Fix: modify_config, add_callback, patch_data_loader, fix_model_mode, fix_code, replace_optimizer

Terminal: restart_run (needs a fix first), mark_diagnosed (submit diagnosis)

Actions are dynamic — fix_code only unlocks after code inspection, restart_run only after a fix.

Reward Signal

Event	Reward
Any step	-0.01
First-time inspection	+0.05
Correct diagnosis	+0.50
Wrong diagnosis	-0.30
Convergence after fix+restart	+0.40
Invalid action	-0.05
Context-gated penalty	-0.20

The context-gated penalty fires when: agent inspected gradients, saw they were normal, and still applied gradient clipping.
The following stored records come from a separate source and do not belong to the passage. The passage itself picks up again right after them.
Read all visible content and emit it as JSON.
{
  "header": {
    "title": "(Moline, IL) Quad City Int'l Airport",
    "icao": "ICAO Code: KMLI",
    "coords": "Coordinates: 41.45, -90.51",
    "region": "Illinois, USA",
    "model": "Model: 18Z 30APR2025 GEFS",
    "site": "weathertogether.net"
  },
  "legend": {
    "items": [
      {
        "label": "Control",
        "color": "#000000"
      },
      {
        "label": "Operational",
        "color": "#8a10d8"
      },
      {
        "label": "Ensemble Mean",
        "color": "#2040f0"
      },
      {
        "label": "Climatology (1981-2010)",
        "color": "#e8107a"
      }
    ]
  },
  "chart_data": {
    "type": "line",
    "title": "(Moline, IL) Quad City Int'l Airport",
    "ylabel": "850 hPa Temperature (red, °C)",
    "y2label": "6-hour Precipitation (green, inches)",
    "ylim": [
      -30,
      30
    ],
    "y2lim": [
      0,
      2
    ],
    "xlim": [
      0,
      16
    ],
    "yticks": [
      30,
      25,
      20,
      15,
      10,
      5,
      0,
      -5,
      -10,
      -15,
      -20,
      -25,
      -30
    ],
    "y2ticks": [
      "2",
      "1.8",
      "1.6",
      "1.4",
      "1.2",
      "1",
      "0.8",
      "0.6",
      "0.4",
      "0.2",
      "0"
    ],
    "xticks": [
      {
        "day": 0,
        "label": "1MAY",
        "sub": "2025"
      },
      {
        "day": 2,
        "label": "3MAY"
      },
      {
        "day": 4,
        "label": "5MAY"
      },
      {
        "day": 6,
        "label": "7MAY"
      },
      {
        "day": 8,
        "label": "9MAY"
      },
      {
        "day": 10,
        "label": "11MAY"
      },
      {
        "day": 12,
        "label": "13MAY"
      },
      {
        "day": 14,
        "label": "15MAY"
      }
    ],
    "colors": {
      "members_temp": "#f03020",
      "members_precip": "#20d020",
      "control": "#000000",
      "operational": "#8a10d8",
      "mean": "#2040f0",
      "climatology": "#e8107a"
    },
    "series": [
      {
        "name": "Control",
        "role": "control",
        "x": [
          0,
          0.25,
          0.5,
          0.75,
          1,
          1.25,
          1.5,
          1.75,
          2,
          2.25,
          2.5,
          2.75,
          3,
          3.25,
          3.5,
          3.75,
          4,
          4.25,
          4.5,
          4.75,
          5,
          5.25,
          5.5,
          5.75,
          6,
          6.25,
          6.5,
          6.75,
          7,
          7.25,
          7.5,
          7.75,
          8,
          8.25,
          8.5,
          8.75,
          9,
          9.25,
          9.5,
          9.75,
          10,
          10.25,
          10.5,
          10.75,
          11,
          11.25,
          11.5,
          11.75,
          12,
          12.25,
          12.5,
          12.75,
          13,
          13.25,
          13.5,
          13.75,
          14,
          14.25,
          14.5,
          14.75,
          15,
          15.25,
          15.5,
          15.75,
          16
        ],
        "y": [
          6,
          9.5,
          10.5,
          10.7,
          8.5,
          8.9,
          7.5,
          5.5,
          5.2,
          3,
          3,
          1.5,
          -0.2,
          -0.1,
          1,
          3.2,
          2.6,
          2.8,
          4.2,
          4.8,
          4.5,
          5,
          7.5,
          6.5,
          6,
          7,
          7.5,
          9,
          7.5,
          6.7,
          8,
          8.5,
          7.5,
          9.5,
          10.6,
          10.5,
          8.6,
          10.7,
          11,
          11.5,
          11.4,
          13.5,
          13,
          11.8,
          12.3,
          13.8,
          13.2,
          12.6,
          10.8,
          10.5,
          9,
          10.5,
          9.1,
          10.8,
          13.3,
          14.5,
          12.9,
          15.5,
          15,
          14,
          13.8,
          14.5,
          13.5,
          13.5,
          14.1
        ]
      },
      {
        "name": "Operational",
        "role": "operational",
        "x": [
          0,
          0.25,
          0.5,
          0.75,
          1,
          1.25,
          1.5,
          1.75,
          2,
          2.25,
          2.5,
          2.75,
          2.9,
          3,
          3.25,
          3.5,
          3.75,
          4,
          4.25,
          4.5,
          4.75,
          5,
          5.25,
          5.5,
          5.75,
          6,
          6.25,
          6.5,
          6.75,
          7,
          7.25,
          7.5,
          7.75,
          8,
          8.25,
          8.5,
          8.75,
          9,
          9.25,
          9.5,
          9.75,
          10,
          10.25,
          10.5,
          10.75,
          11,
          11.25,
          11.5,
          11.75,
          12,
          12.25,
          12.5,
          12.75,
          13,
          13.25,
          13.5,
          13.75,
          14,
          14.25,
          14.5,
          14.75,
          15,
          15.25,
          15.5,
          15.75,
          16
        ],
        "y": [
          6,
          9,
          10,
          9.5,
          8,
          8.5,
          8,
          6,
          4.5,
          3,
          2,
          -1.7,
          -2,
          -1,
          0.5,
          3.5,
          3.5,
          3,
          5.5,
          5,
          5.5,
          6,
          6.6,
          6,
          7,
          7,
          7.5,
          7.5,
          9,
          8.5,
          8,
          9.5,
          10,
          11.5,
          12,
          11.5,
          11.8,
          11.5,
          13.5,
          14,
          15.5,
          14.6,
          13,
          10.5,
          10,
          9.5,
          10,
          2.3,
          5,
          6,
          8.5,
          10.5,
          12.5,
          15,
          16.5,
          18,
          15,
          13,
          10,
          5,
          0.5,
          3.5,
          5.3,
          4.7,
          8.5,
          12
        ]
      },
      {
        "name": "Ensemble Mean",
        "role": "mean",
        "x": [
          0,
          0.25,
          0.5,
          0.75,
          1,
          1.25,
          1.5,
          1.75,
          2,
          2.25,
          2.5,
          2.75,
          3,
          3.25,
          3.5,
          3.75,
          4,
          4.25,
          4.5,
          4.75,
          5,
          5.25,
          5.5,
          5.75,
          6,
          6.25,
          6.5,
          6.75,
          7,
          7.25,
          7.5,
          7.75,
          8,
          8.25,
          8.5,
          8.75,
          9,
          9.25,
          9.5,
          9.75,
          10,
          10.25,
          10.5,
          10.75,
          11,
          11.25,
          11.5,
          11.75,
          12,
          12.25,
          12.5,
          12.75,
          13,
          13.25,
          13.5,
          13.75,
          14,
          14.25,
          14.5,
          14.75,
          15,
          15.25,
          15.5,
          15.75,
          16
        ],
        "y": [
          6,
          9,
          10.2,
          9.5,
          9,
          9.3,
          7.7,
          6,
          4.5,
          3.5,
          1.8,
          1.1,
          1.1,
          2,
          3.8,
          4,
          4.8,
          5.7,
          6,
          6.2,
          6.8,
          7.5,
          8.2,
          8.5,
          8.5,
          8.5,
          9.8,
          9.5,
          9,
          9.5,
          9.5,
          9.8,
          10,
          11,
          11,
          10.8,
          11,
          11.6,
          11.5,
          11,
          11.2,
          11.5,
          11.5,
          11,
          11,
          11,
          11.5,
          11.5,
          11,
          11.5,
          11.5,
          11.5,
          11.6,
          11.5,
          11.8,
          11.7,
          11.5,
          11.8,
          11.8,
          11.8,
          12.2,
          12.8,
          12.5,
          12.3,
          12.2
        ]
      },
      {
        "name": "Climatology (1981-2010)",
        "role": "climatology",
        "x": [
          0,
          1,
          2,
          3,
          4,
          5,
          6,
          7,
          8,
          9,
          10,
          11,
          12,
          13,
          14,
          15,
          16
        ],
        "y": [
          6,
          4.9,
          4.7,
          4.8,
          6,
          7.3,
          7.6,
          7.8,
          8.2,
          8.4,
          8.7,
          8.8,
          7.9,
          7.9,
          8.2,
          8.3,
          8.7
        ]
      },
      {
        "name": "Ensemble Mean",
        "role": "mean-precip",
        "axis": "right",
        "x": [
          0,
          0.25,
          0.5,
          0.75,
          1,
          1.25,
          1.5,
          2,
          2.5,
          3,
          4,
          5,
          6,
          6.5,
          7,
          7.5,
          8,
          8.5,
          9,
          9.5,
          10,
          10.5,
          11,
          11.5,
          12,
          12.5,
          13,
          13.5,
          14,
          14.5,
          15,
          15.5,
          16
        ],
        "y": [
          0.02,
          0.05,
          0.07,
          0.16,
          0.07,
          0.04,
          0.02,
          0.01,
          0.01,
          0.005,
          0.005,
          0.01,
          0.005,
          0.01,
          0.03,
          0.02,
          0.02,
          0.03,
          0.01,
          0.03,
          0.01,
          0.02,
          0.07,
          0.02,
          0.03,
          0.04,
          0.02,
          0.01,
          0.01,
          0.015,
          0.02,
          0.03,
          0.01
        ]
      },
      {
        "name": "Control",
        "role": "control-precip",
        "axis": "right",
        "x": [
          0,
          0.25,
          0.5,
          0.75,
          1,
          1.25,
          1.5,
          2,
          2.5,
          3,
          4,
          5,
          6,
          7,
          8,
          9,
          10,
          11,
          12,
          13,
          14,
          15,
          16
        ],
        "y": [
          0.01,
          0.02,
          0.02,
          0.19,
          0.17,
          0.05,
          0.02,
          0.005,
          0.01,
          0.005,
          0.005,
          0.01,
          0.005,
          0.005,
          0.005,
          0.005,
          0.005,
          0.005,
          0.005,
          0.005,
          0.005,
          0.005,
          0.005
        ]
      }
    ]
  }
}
It's a penalty for ignoring evidence.

Grading

Each task has a holistic grader (separate from the per-step reward) that looks at the full episode: did the agent investigate the right things, apply the correct fix, restart training, and diagnose accurately? Scores are 0-1.

Baseline Results

Task	Heuristic	Llama 3.1 8B
task_001 (Easy)	1.00	0.60
task_002 (Easy)	1.00	0.05
task_003 (Medium)	1.00	0.40
task_004 (Medium)	1.00	0.60
task_005 (Hard)	0.80	0.38-0.55
task_006 (Hard)	0.81	0.60-1.00
task_007 (Hard)	0.79	0.60
Average	0.91	0.52

The heuristic is strong because it knows the task structure. An LLM has to figure it out from observations.

Setup

# Local
python3 -m venv .venv && source .venv/bin/activate
pip install torch --index-url https://download.pytorch.org/whl/cpu
pip install openenv-core pydantic fastapi uvicorn
uvicorn server.app:app --host 0.0.0.0 --port 7860

# Docker
docker build -t pytorch-debugger .
docker run -p 7860:7860 pytorch-debugger

# Baselines
python3 baseline_heuristic.py
API_BASE_URL=https://api.openai.com/v1 MODEL_NAME=gpt-4o HF_TOKEN=sk-... python3 inference.py

Project Structure

ml_training_debugger/
    models.py            - Data models (Action, Observation, EpisodeState)
    scenarios.py         - Task parameter sampling
    pytorch_engine.py    - Real PyTorch models and fault injection
    simulation.py        - 20-epoch training with fault injection
    reward_engine.py     - Per-step reward with context gating
    graders.py           - Per-task holistic scoring
    code_templates.py    - Task 6 bug variants + fix validation
server/
    environment.py       - MLTrainingEnvironment (reset/step/state)
    app.py               - FastAPI app + endpoints
    dashboard.html       - Live diagnostic dashboard (Plotly.js)
inference.py             - LLM agent (OpenAI client, hackathon format)
baseline_heuristic.py    - Rule-based agent (no API key needed)

API

Endpoint	Method	Description
`/health`	GET	Health check
`/tasks`	GET	Task list with action schema
`/grader`	POST	Score for last completed episode
`/baseline`	POST	Run heuristic on all tasks
`/dashboard`	GET	Live diagnostic dashboard
`/docs`	GET	Swagger UI

WebSocket at /ws for full episode sessions (reset, step, observe).